Несколько странной кажется мне и главная мысль поэмы, которая возлагает едва ли не на Олечку Глебову-Судейкину и ее друзей по «Бродячей собаке» ответственность за русскую революцию: как будто если бы танцовщицы не танцевали, поэты не писали стихов и молодые офицеры не стрелялись из-за любви — русская история XX века сложилась бы по-другому.

Все эти соображения безусловно субъективны, я никому их не навязываю, но то же чувство испытываю не только при чтении поэмы, но и многих поздних стихов. «Я к розам хочу, в тот единственный сад...» — слишком торжественная интонация, заданная с первой строки, портит для меня все стихотворение, делает его чуть смешным, а в авторском чтении оно проигрывает, мне кажется, еще больше.

Угощу под заветнейшим кленом
Я беседой тебя не простой —
Тишиною с серебряным звоном
И колодезной чистой водой,—
И не надо страдальческим стоном
Отвечать... Я согласна,— постой, -
В этом сумраке темно-зеленом
Был предчувствий таинственный зной.

И здесь, при всех достоинствах этих стихов. мне не хватает конкретности, подробностей, предметных и психологических; в эти стихи не войти; второй, символический плац возникает в них слишком легко, не считаясь с первым, не встречая сопротивления и неожиданной, случайной, неопровержимой подсказки.

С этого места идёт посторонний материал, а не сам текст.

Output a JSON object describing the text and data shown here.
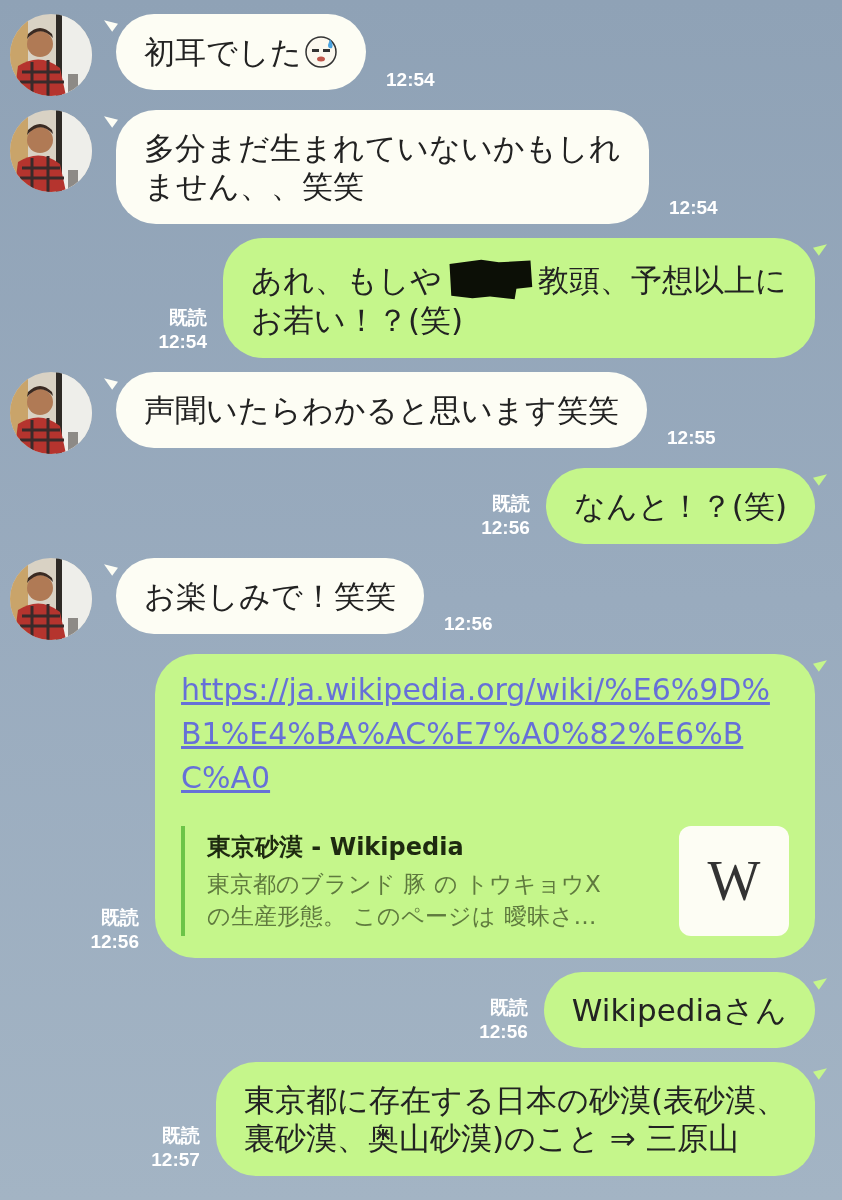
{
  "messages": [
    {
      "kind": "incoming",
      "text": "初耳でした",
      "emoji": true,
      "time": "12:54"
    },
    {
      "kind": "incoming",
      "lines": [
        "多分まだ生まれていないかもしれ",
        "ません、、笑笑"
      ],
      "time": "12:54"
    },
    {
      "kind": "outgoing",
      "parts": [
        {
          "kind": "text",
          "text": "あれ、もしや"
        },
        {
          "kind": "redaction"
        },
        {
          "kind": "text",
          "text": "教頭、予想以上に"
        },
        {
          "kind": "line_break"
        },
        {
          "kind": "text",
          "text": "お若い！？(笑)"
        }
      ],
      "read_label": "既読",
      "time": "12:54"
    },
    {
      "kind": "incoming",
      "text": "声聞いたらわかると思います笑笑",
      "time": "12:55"
    },
    {
      "kind": "outgoing",
      "text": "なんと！？(笑)",
      "read_label": "既読",
      "time": "12:56"
    },
    {
      "kind": "incoming",
      "text": "お楽しみで！笑笑",
      "time": "12:56"
    },
    {
      "kind": "link",
      "url": "https://ja.wikipedia.org/wiki/%E6%9D%B1%E4%BA%AC%E7%A0%82%E6%BC%A0",
      "preview": {
        "title": "東京砂漠 - Wikipedia",
        "description": "東京都のブランド 豚 の トウキョウX\nの生産形態。 このページは 曖昧さ…",
        "thumbnail": "W"
      },
      "read_label": "既読",
      "time": "12:56"
    },
    {
      "kind": "outgoing",
      "text": "Wikipediaさん",
      "read_label": "既読",
      "time": "12:56"
    },
    {
      "kind": "outgoing",
      "lines": [
        "東京都に存在する日本の砂漠(表砂漠、",
        "裏砂漠、奥山砂漠)のこと ⇒ 三原山"
      ],
      "read_label": "既読",
      "time": "12:57"
    }
  ]
}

Мне нравятся другие ахматовские стихи, те, в которых «Стройных жниц короткие подолы, как флаги в праздник, по ветру летят», те, в которых «Пахнет гарью. Четыре недели торф сухой по болотам горит», те, в которых «В щелочку смотрю я: конокрады зажигают под холмом костер».

Ахматовой, связавшей в двух соседних строках живое, радостное, веселое отношение к жизни с трагической глубиной сердечного чувства, «веселость едкую литературной шутки и друга первый взгляд, беспомощный и жуткий», надеюсь, не показались бы обидны мои слова о ней: она устала от славословий и восхвалений, в том числе и от наших воспоминаний, генеральский чин в литературе так же, как «одические рати», ей «ни к чему».

Прекрасному поэту, написавшему все эти стихи, принадлежит одна из драгоценнейших страниц в книге русской лирики, с ним-то мне и хотелось бы поговорить (если бы он, конечно, не возражал), но это невозможно.